Koan PracticeSome Zen Buddhists practice meditation on koans during zazen. A koan (literally "public case") is a story or dialog, generally related to Zen or other Buddhist history; the most typical form is an anecdote involving early Chinese Zen masters. Koan practice is particularly emphasized by the Japanese Rinzai schools, but it also occurs in other forms of Zen.
According to one view, a koan embodies a realized principle, or law of reality. Koans often appear paradoxical or linguistically meaningless dialogs or questions. The 'answer' to the koan involves a transformation of perspective or consciousness, which may be either radical or subtle, possibly akin to the experience of metanoia in Christianity. They are a tool to allow the student to approach enlightenment by essentially 'short-circuiting' the logical way we order the world. In order to try to answer these often unanswerable problems, the thinker may be forced to create new mental pathways. Those pathways then may be useful for other problems, thus producing a "mind expansion" effect.

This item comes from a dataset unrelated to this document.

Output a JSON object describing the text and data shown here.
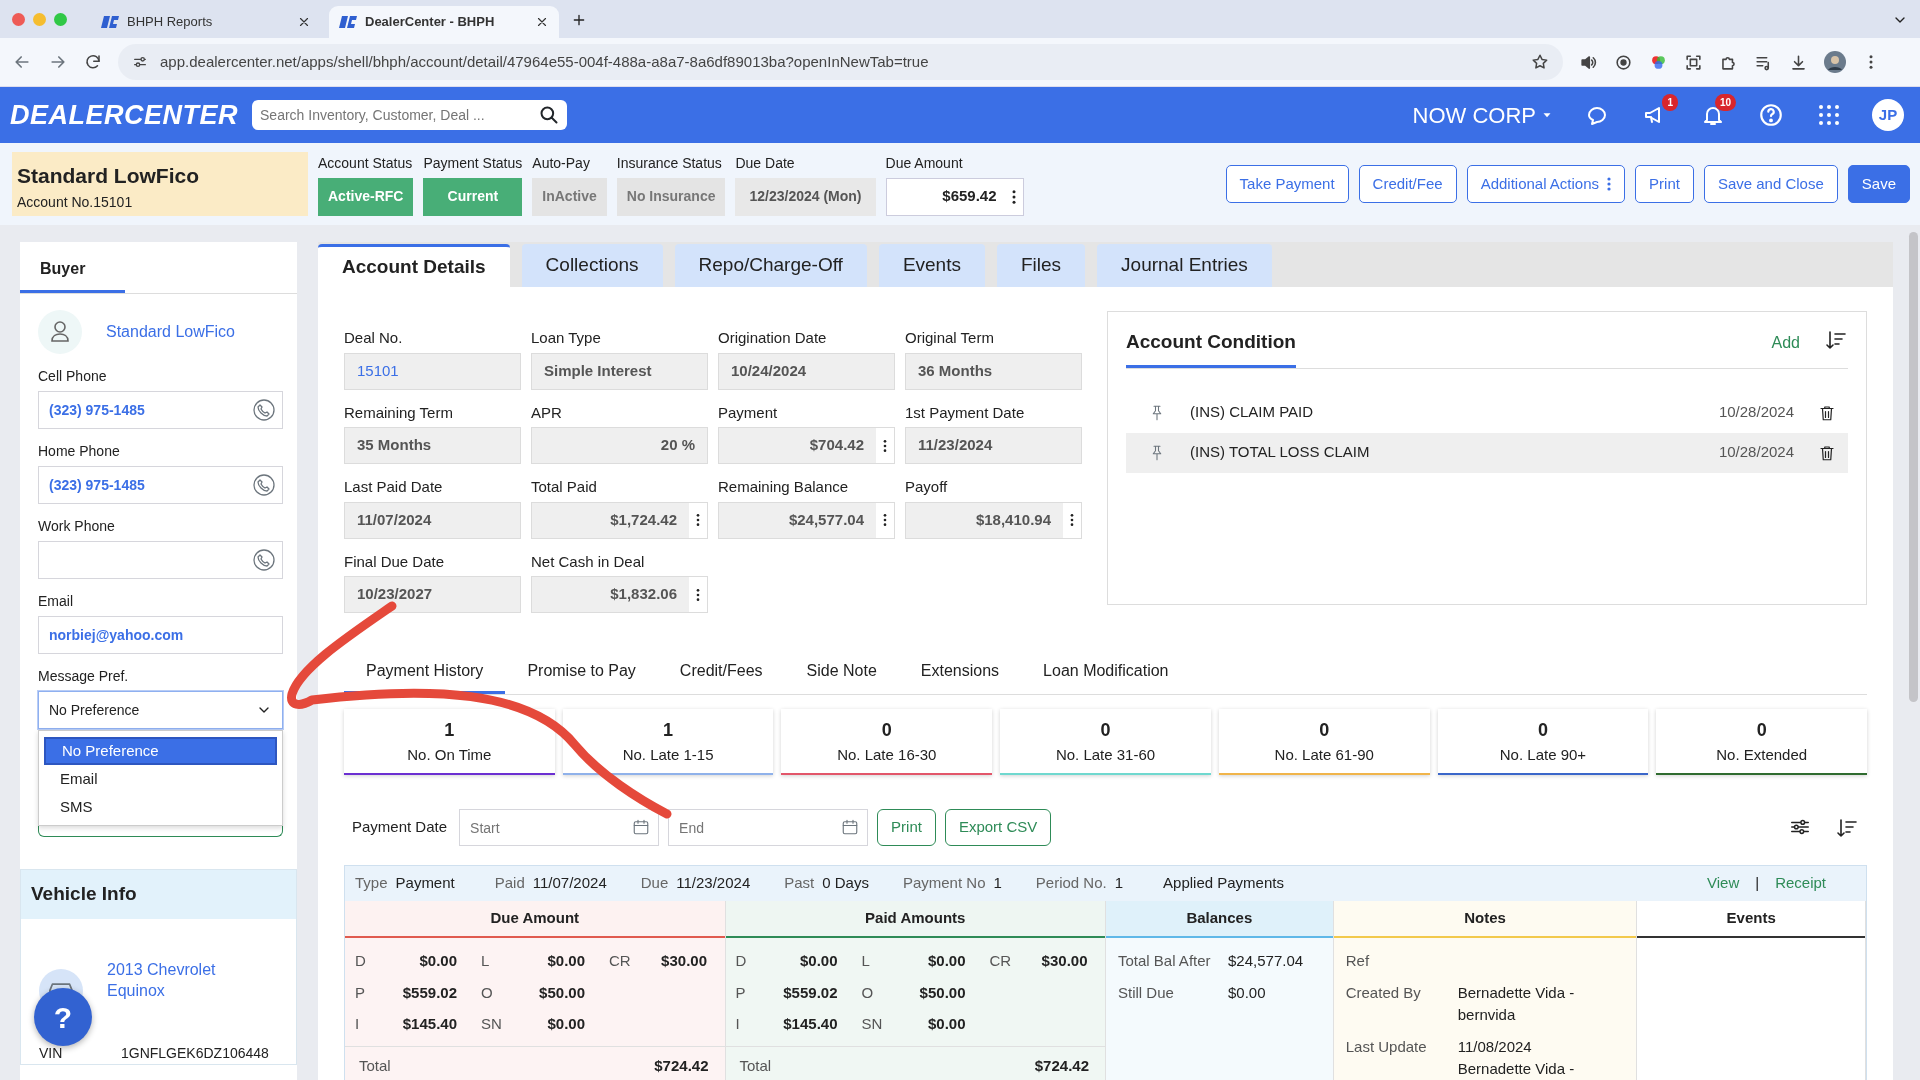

The Zen student's mastery of a given koan is presented to the teacher in a private interview, referred to as dokusan (独参), daisan (代参), or sanzen (参禅). Zen teachers advise that the problem posed by a koan is to be taken quite seriously, and to be approached as literally a matter of life and death. Koans do not have "no answer". There is a sharp distinction between right and wrong ways of answering a koan—although there may be many "right answers", practitioners are expected to demonstrate their understanding of the koan and of Zen through their answers.
While there is no single correct answer for any given koan, there are compilations of accepted answers to koans that serve as references for teachers. These collections are of great value to modern scholarship on the subject.